Republicans are attempting to coerce states, cities, and localities to use their own shrinking resources to do the Trump Administration’s job for them. They are threatening billions in further cuts to federal funding for police, public safety, and national security if states don’t comply with their demands. Forcing state cops and prosecutors to prioritize federal immigration enforcement diverts resources away from combating state and local crime and undermines their ability to investigate and prosecute state criminal cases. - Rep. Deborah Ross asked Ms. Pierce about public safety grants slashed by the Trump Administration. Ms. Pierce explained: “Every single state in the United States is missing public safety grant funding that should have been given to them more than nine months ago. [...] Funding from the Office of Justice Programs goes to a wide variety of resources that help protect local safety. They go to law enforcement officers to help with hiring, to help with officer training, to help with officer wellness. They also go to organizations out in the community that help represent individuals. It also goes to organizations that help prevent gun violence, a variety of issues, all designed to increase public safety in the United States.”
- Ranking Member Raskin said: “They are deporting crime victims, as well as key witnesses and informants, without any notice to state or local police and prosecutors. As a result, criminal investigations are being thwarted, criminal trials are being thrown into disarray, and American communities are less safe. House Judiciary Democrats put out a report, “Acquittal by Removal: How Trump’s Mass Deportation Agenda Abandons Crime Victims and Allows Perpetrators to Avoid Justice,” that details how communities around the country are being harmed by these egregious practices.”

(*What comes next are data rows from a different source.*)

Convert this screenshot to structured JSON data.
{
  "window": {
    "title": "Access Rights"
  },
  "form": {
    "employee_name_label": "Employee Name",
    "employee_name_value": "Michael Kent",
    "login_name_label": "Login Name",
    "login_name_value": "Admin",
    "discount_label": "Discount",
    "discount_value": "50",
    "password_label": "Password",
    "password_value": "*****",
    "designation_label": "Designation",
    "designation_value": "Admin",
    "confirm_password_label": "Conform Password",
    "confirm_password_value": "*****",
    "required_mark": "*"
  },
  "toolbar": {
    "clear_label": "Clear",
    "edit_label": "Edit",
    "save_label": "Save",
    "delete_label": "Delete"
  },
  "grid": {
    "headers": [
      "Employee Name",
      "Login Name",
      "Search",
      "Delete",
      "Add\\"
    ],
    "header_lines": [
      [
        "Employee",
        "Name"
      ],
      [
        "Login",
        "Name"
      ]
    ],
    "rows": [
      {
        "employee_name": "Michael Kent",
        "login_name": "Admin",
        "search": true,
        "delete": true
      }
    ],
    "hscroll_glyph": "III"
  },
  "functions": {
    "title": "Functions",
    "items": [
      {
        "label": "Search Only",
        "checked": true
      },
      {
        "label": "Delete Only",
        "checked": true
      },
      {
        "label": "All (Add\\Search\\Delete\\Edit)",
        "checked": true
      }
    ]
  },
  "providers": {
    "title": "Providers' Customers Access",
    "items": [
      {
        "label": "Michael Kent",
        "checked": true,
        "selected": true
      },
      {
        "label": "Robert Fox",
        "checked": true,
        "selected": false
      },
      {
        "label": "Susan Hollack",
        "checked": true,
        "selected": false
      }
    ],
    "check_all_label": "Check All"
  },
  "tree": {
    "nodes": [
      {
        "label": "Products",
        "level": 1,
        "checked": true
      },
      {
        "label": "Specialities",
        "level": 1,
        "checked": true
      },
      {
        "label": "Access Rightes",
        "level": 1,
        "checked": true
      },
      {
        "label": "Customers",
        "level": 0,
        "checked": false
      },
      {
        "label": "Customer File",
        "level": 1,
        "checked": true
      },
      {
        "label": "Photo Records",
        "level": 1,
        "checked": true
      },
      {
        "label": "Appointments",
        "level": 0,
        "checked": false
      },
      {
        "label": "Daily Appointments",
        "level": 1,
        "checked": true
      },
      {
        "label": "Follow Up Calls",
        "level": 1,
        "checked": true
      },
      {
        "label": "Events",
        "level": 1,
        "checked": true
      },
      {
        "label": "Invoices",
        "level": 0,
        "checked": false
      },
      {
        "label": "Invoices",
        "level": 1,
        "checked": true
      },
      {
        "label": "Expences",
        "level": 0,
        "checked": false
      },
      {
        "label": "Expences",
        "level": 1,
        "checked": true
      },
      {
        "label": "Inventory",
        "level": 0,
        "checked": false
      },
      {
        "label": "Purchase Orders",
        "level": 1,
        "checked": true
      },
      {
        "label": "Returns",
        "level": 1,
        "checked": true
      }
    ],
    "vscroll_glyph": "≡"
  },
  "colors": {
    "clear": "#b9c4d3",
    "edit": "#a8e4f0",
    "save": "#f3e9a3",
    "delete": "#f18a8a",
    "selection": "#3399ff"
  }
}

- Ranking Member Jayapal said: “The Trump Administration has diverted over 28,000 officers from their critical law enforcement activities to work on immigration enforcement instead. This has led to non-immigration criminal prosecutions falling to their lowest point in decades. Gun prosecutions have fallen more than 10%. Investigators worked 33% fewer hours on child exploitation cases. Nearly one in every five FBI agents has been reassigned to arrest immigrants instead of conducting complex criminal investigations of corruption, espionage, terrorism, cyber-attacks and transnational gangs—all things that are necessary to keep Americans safe.”